Two. The new habit you are trying to establish. Make a different choice in your imaginary replay of the scene. Focus on how good it will feel to stick with your commitment and resist the cake.

 

The second part of the key to changing a habit is

positive reinforcement. 

 

Be Your Own Biggest Fan

 

 

The mind doesn't respond very well to negative reinforcement. When you make a better choice in your imaginary replay, find your inner cheerleader. Do whatever you have to do to make that moment a positive thing.

 

Maybe even jump up and down and make a little cheer. "Who's awesome because of my new commitment? I AM!"

 

This might feel very awkward and silly and stupid and . . . whatever. It's the secret sauce!

 

The more you reinforce the positive behavior, the more quickly it will become the new normal, the new habit.

 

The good news for all of us impatient people: there's no limit to how often we can replay the birthday cake catastrophe and change the story. No limit. The more often you revisit the scene, make a different choice and  . . . wait for it . . . give yourself some positive reinforcement, the faster the new habit will establish itself.

 

Charles Duhigg (@cduhigg), the author of The Power of Habit, discusses "the habit loop" of cues, routines, and rewards of habits.
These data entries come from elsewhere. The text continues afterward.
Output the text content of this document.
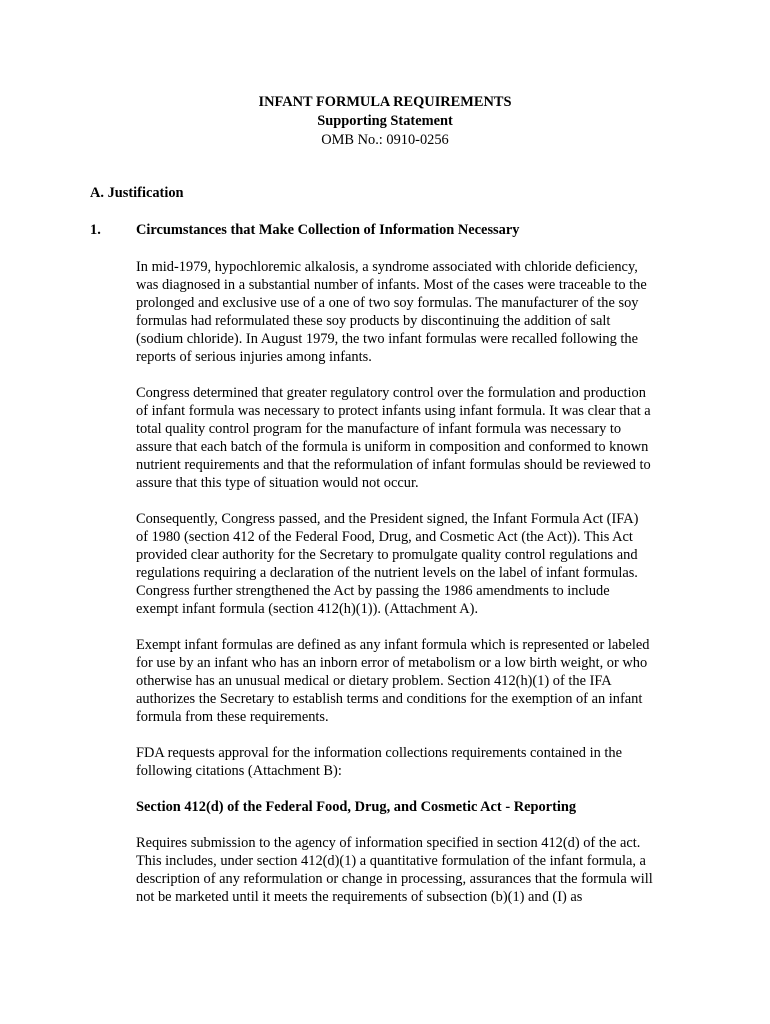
INFANT FORMULA REQUIREMENTS
Supporting Statement
OMB No.: 0910-0256
A. Justification
1. Circumstances that Make Collection of Information Necessary

In mid-1979, hypochloremic alkalosis, a syndrome associated with chloride deficiency,
was diagnosed in a substantial number of infants. Most of the cases were traceable to the
prolonged and exclusive use of a one of two soy formulas. The manufacturer of the soy
formulas had reformulated these soy products by discontinuing the addition of salt
(sodium chloride). In August 1979, the two infant formulas were recalled following the
reports of serious injuries among infants.

Congress determined that greater regulatory control over the formulation and production
of infant formula was necessary to protect infants using infant formula. It was clear that a
total quality control program for the manufacture of infant formula was necessary to
assure that each batch of the formula is uniform in composition and conformed to known
nutrient requirements and that the reformulation of infant formulas should be reviewed to
assure that this type of situation would not occur.

Consequently, Congress passed, and the President signed, the Infant Formula Act (IFA)
of 1980 (section 412 of the Federal Food, Drug, and Cosmetic Act (the Act)). This Act
provided clear authority for the Secretary to promulgate quality control regulations and
regulations requiring a declaration of the nutrient levels on the label of infant formulas.
Congress further strengthened the Act by passing the 1986 amendments to include
exempt infant formula (section 412(h)(1)). (Attachment A).

Exempt infant formulas are defined as any infant formula which is represented or labeled
for use by an infant who has an inborn error of metabolism or a low birth weight, or who
otherwise has an unusual medical or dietary problem. Section 412(h)(1) of the IFA
authorizes the Secretary to establish terms and conditions for the exemption of an infant
formula from these requirements.

FDA requests approval for the information collections requirements contained in the
following citations (Attachment B):

Section 412(d) of the Federal Food, Drug, and Cosmetic Act - Reporting

Requires submission to the agency of information specified in section 412(d) of the act.
This includes, under section 412(d)(1) a quantitative formulation of the infant formula, a
description of any reformulation or change in processing, assurances that the formula will
not be marketed until it meets the requirements of subsection (b)(1) and (I) as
What causes you to engage in a habit, the habit itself, and why is the habit attractive? It's a great summary of the process.

 

Keep Going

 

And it takes time. Sixty-six days can seem like a long time, but it's a blink of an eye compared to the decades that some of our most stubborn habits have been hanging around. Be patient. If you were going to run a marathon, would you get mad if you were tired after 3 miles? If your not in good shape you might, but it won't do much good. Maybe you would just keep going because you are in it for the long haul.

 

Developing a positive habit that will be beneficial to you and, by extension, to the people around you is worth the time and energy. So, get going. Find the right blend between tenacity an kindness and stick with it. It's worth it.